The Da Vinci Code

We need to be clear on something first: “The Da Vinci Code” is not a great book. It’s a fun book, and a quick read, and it has some nifty ideas, but let’s be honest: The writing is pedestrian and the story is ludicrous. It’s the literary equivalent of a movie like “Independence Day” or a restaurant like McDonald’s.

There’s no shame in enjoying a book like that, or a movie like that, or a hamburger from there (I’m a fan of all three) — but you wouldn’t describe any of them as outstanding examples of their craft, would you? If you would, you need to read more books/watch more movies/dine out more often.

The point is, it’s unlikely that a movie version of “The Da Vinci Code” would be brilliant cinema, at least not without completely overhauling the book. It becomes even less likely when that most generically competent and uninteresting of directors Ron Howard gets involved, and the odds drop even further when Howard brings his favorite generic screenwriter Akiva Goldsman (“A Beautiful Mind,” “I, Robot,” “Batman & Robin”) with him.

Sure enough, “The Da Vinci Code” is a thick, bloated film in which very serious people dash around Europe while blurting important-sounding dialogue. They are prone to over-dramatic behavior, as when a Catholic higher-up says that “blood is being spilled,” and to make the point, he pours wine all over the table. There’s a lot of that sort of thing.

It all begins, as you recall from reading Dan Brown’s novel two summers ago, with an old scholar being murdered in the Louvre. American tweed Robert Langdon (Tom Hanks), in town for a lecture and book-signing, is summoned to the crime scene to help analyze cryptic clues left by the victim, only to discover — with the help of the deceased’s granddaughter Sophie Neveu (Audrey Tautou) — that he himself is a suspect in the killing.

Robert and Sophie are soon on the run, fleeing police while deciphering the old man’s clues. Seems the fellow was fond of anagrams, puzzles, riddles, cryptograms and treasure hunts. He was also a member of a secret society called the Priory of Sion, which for centuries has guarded the world’s most closely kept secret: the true nature and current whereabouts of the Holy Grail. If Robert and Sophie can figure out all the clues, they will unlock these secrets — secrets that certain factions of the Catholic Church would kill to keep hidden! (Specifically, there is a masochistic albino monk played by Paul Bettany who freelances as an assassin.)

The Dan Brown/Tom Hanks Runs Through Museums series:

“The Da Vinci Code” (2006) C+
“Angels & Demons” (2009) C+
“Inferno” (2010) C

Luckily, Robert knows a Holy Grail expert, a dotty English man named Sir Leigh Teabing (Ian McKellen), whose last name always, ALWAYS makes me think “Teabag.” Teabing is perfectly delighted to get involved in a good old-fashioned caper, first giving Sophie (and us) some background on the legends surrounding the Grail.

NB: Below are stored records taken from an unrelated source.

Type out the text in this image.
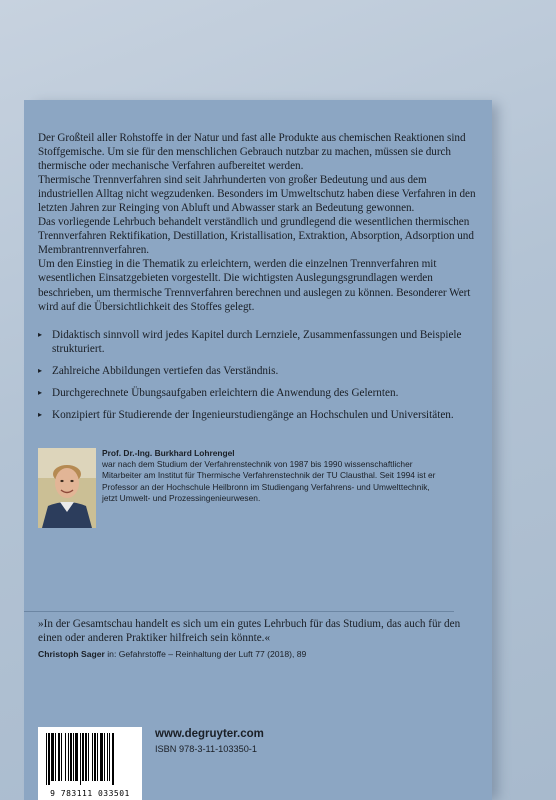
Der Großteil aller Rohstoffe in der Natur und fast alle Produkte aus chemischen Reaktionen sind Stoffgemische. Um sie für den menschlichen Gebrauch nutzbar zu machen, müssen sie durch thermische oder mechanische Verfahren aufbereitet werden.

Thermische Trennverfahren sind seit Jahrhunderten von großer Bedeutung und aus dem industriellen Alltag nicht wegzudenken. Besonders im Umweltschutz haben diese Verfahren in den letzten Jahren zur Reinging von Abluft und Abwasser stark an Bedeutung gewonnen.

Das vorliegende Lehrbuch behandelt verständlich und grundlegend die wesentlichen thermischen Trennverfahren Rektifikation, Destillation, Kristallisation, Extraktion, Absorption, Adsorption und Membrantrennverfahren.

Um den Einstieg in die Thematik zu erleichtern, werden die einzelnen Trennverfahren mit wesentlichen Einsatzgebieten vorgestellt. Die wichtigsten Auslegungsgrundlagen werden beschrieben, um thermische Trennverfahren berechnen und auslegen zu können. Besonderer Wert wird auf die Übersichtlichkeit des Stoffes gelegt.

▸ Didaktisch sinnvoll wird jedes Kapitel durch Lernziele, Zusammenfassungen und Beispiele strukturiert.
▸ Zahlreiche Abbildungen vertiefen das Verständnis.
▸ Durchgerechnete Übungsaufgaben erleichtern die Anwendung des Gelernten.
▸ Konzipiert für Studierende der Ingenieurstudiengänge an Hochschulen und Universitäten.
Prof. Dr.-Ing. Burkhard Lohrengel
war nach dem Studium der Verfahrenstechnik von 1987 bis 1990 wissenschaftlicher Mitarbeiter am Institut für Thermische Verfahrenstechnik der TU Clausthal. Seit 1994 ist er Professor an der Hochschule Heilbronn im Studiengang Verfahrens- und Umwelttechnik, jetzt Umwelt- und Prozessingenieurwesen.
»In der Gesamtschau handelt es sich um ein gutes Lehrbuch für das Studium, das auch für den einen oder anderen Praktiker hilfreich sein könnte.«
Christoph Sager in: Gefahrstoffe – Reinhaltung der Luft 77 (2018), 89
9 783111 033501
www.degruyter.com
ISBN 978-3-11-103350-1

And the hunt is on!

Yes, the film lacks a good climax, or even any decent momentum, and is instead just a series of events of average intensity, none more perilous than any other. And yes, it’s definitely too long. But where it really goes wrong is in taking itself so darned seriously.

Take Robert and Sophie’s visit to her grandfather’s safety deposit box, for example. They’re told that one wrong entry in the password will DISABLE THE SYSTEM, a silly, unnecessary detail that’s supposed to add suspense. (What if they don’t enter the right code?!) A few minutes later, when the police show up looking for them, the bank manager tells them this particular account has a “safe-passage clause,” and he ushers them quickly into the back of an armored car to make their escape. Presumably, the safe-passage clause dictates that if the account holder is ever on the run from Johnny Law, the bank is obligated to help him hide. Me, I have to fight just to get free checking.

This is goofy stuff, folks, but Howard and his stern-faced actors treat it like it’s Shakespeare, and not the fun kind, either. Tom Hanks has never seemed so dull, and the pixie-ish Audrey Tautou’s only job is to be surprised by everything. (“What? Quoi? Are you saying…? Do you mean…?” etc.)

In fact, Ian McKellen is the only person in the movie who seems to be enjoying himself. He alone embraces the story’s inherent outrageousness, rather than pretending it doesn’t exist. I bet Ron Howard thinks it’s a brilliant book, while McKellen read it on a plane once, smiled, and forgot all about it.

C+ (2 hrs., 29 min.; PG-13, a little profanity, some brief strong violence, unsettling albino nudity.)